In Zalim’s case, Hemraj Meena says that it looked at first as if the full-grown male was greedy for the live bait—goats tied to trees—left by forest authorities for the cubs. Reserve cameras once captured a large male paw grabbing the goat in one swipe, much to their horror. “But we now see them ‘hunting’ [live bait] on their own, so that doesn’t seem to be the case,” he says.
Hemraj now suspects that Zalim is protecting the female cubs as potential mates. Zalim had mated with Sundari in November last year (note that adult tigers do not mate only for reproduction), but she had her three cubs with T28. Incest is common among territorial cats, with male and female siblings often mating after they separate from their mother. It occurs across generations too; Zalim’s mother T22 is known to have mated with his brother T23 a few years ago. It’s just that cubs are almost never born of incestuous couplings. In Ranthambore, however, Hemraj claims that such matings have borne offspring. “The proof of inter-breeding lies in the shrinking physical size of the tigers and the lightening of stripes with each generation,” he says, though the phenomenon has not been properly studied yet.

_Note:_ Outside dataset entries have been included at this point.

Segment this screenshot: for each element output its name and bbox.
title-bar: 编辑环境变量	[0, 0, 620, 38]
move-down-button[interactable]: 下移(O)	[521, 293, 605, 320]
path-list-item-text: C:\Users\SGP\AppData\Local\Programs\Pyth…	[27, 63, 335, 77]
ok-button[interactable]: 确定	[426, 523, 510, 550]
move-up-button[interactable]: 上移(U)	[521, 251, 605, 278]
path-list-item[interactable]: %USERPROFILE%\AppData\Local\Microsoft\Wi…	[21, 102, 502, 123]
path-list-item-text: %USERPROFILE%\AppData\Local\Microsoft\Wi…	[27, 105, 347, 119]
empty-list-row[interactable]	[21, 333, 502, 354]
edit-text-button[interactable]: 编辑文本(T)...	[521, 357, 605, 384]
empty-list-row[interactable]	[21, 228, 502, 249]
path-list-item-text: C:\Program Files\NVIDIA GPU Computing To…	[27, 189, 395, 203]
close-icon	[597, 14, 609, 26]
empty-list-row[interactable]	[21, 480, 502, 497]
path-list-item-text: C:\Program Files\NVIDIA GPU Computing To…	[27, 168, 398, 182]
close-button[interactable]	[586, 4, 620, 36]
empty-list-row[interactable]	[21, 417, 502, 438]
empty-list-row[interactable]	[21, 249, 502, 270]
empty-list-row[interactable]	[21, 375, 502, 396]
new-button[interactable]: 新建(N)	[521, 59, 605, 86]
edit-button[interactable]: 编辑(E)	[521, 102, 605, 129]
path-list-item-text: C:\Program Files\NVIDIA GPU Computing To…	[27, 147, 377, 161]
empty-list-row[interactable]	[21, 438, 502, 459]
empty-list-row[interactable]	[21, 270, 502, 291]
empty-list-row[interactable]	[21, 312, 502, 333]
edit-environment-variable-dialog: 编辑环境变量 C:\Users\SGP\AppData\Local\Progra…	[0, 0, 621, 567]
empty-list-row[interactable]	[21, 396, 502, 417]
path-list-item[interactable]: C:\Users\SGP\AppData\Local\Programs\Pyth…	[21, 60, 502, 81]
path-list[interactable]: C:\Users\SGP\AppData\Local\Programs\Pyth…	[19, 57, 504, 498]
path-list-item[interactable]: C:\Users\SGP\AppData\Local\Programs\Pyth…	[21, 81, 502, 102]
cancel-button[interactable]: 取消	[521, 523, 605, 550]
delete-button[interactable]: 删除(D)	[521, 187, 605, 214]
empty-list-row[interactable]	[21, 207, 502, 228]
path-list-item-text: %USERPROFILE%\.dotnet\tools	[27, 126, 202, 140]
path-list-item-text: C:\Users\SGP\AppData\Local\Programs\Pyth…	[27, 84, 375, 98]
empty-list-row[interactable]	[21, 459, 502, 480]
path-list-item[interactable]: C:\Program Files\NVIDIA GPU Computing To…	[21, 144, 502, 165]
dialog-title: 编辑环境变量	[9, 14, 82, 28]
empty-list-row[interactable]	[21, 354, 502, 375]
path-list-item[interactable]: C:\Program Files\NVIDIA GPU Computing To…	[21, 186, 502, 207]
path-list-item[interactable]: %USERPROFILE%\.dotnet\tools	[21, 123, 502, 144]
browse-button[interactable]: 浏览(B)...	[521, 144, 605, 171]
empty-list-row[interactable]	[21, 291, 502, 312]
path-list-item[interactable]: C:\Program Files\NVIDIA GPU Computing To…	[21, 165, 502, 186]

Whether it is fatherly love or sexual instinct, Zalim’s natural or unnatural ‘motives’ seem hazy at the moment. In yet another interesting twist to this tale, Bina 2 has lately been showing reluctance to accept Zalim’s authority. “She stays around, but it is Bina 1 who follows the male like a shadow, and stays close, playing with or sleeping near him,” observes Balendu Singh. “ In contrast,” he says, “Bina 2 keeps to herself—she is more dominating and seems to have a mind of her own.”